Well, if illusion is involved, we’re certainly not aware of the alternative. Much like asking a fish what their opinion is about water. Put another way, is a freeway ordered in time? As you move along it, events (locations) will occur at particular times - and we could return to earlier events - but this is merely mixing up spatial position with our speed. Moreover if time IS an illusion, how can we measure it to such fantastic accuracy? Why do we even care about it?

Peter’s conclusion to “Can We Time Travel?”: I wish I knew.

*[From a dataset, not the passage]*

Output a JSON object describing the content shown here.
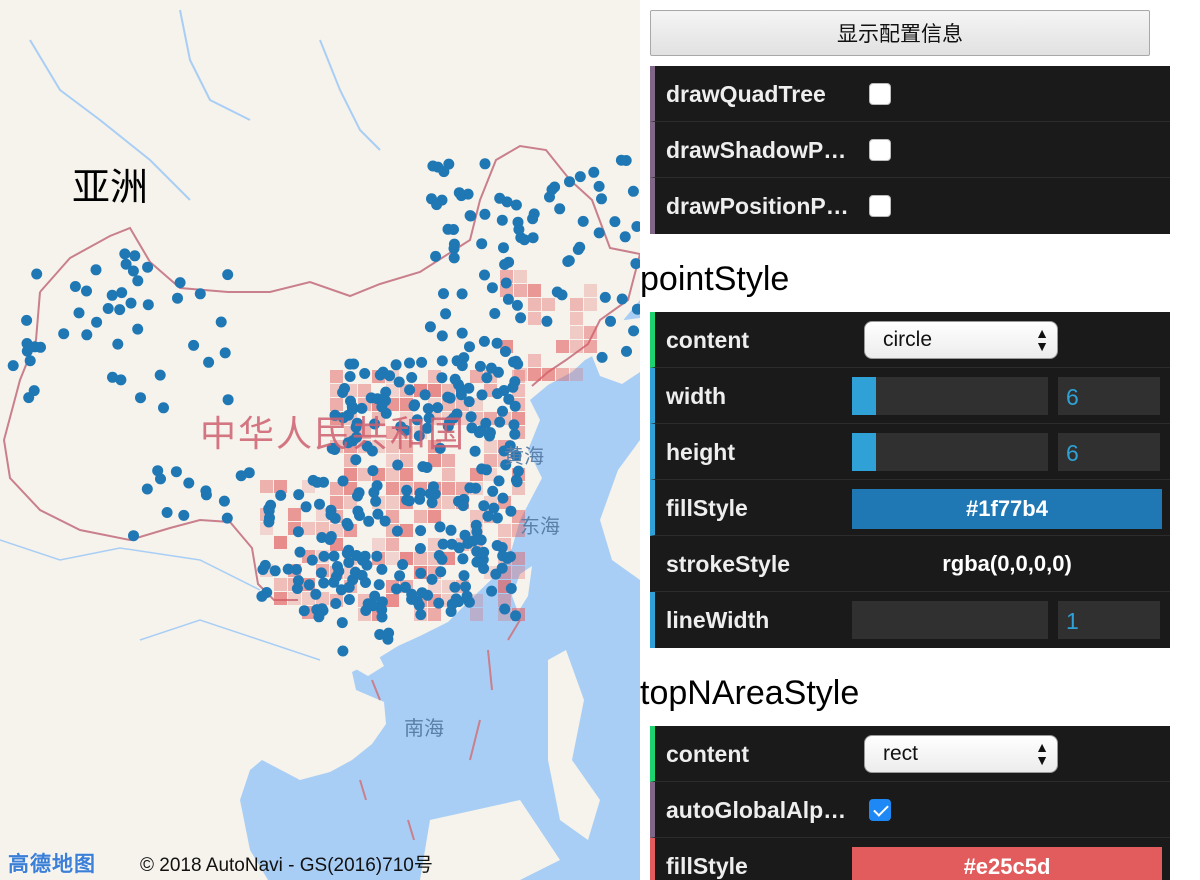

Peter Watson (who, by the way, teaches a course about this) then took questions for the last 10 minutes or so. I asked about the problem of an Anchor Point (which appears in my own stories). Given how we’re constantly in motion (on Earth’s axis, around the sun, etc), how can you pinpoint location along with time? Peter basically agreed that 99.9% of the time you should travel to empty space, and he’s not sure how Doctor Who manages it. (Makes me wonder if a machine itself needs to act as an anchor point, or if it can be mobile.)

Another teacher (Richard Taylor, at Merivale) asked about gravitational conventions. Zero is the baseline, so negative gravity CAN occur close to a planet, how does that affect calculations? Peter countered that it’s technically negative curvature, not negative energy. At least, that was the bit I understood. Those were the main questions I remembered. There was also a mention of “Meta Time”, the idea that big time jumps may be possible (over centuries) while little jumps are not (over years or hours), and perhaps that’s the reason we don’t see future time travellers.

The image makes sense if you know my serial.
Someone also asked Peter what he might recommend in terms of Time Travel fiction. In addition to “Slaughterhouse 5”, he had previously mentioned “All You Zombies” (by Robert A. Heinlan) and “River of Time” (by Jorma Kaukonen). Peter finished with a slide of a number of literary options, so a few more: “The Time Machine” (HG Wells), “Times Arrow” (Marin Amis), "Einstein’s Dreams" (Alan Lightman). There were also Non-Fiction books for the subject, which includes “Time Machines” by Paul J. Nahim - a book I read back in University when writing my own stories. (Apparently J. Ouellette has also written about the Physics of the Buffyverse.) With respect to movies, Peter said one of the best is “Sliding Doors”, and one of the worst is “Hot Tub Time Machine”.

To close off this post, it would seem that the one place we CAN “time travel” is in works of fiction. (Like my serial. Just saying.) It’s so dreamy. Oh, fantasy free me. ... Okay, at the least, I hope you don’t feel like the time you took going through this post was time wasted. If you have other thoughts, mention them below!


  1. Let's do the time warp again!

    It was an interesting panel. A few interesting ideas to use for figuring out how time travel works in a story if you don't know already. The negative gravity/negative curvature could easily explain at least one of Star Trek's methods (the slingshot at warp speed method). It's the energy needed and the destination pinpointing that gets ignored, and that might be something to explore.

    It's a matter of changing the flow of time away from 1 second per second. :)

    1. Students at our school were performing it, it was somewhere in my conscious mind.
      I suppose given all I know, what I most took away was the reading/viewing recommendations (that I may never have time for...) and the fact that there is a course about this stuff, which is seriously cool. Good point about the Star Trek thing too. Everything comes down to time and energy, doesn't it?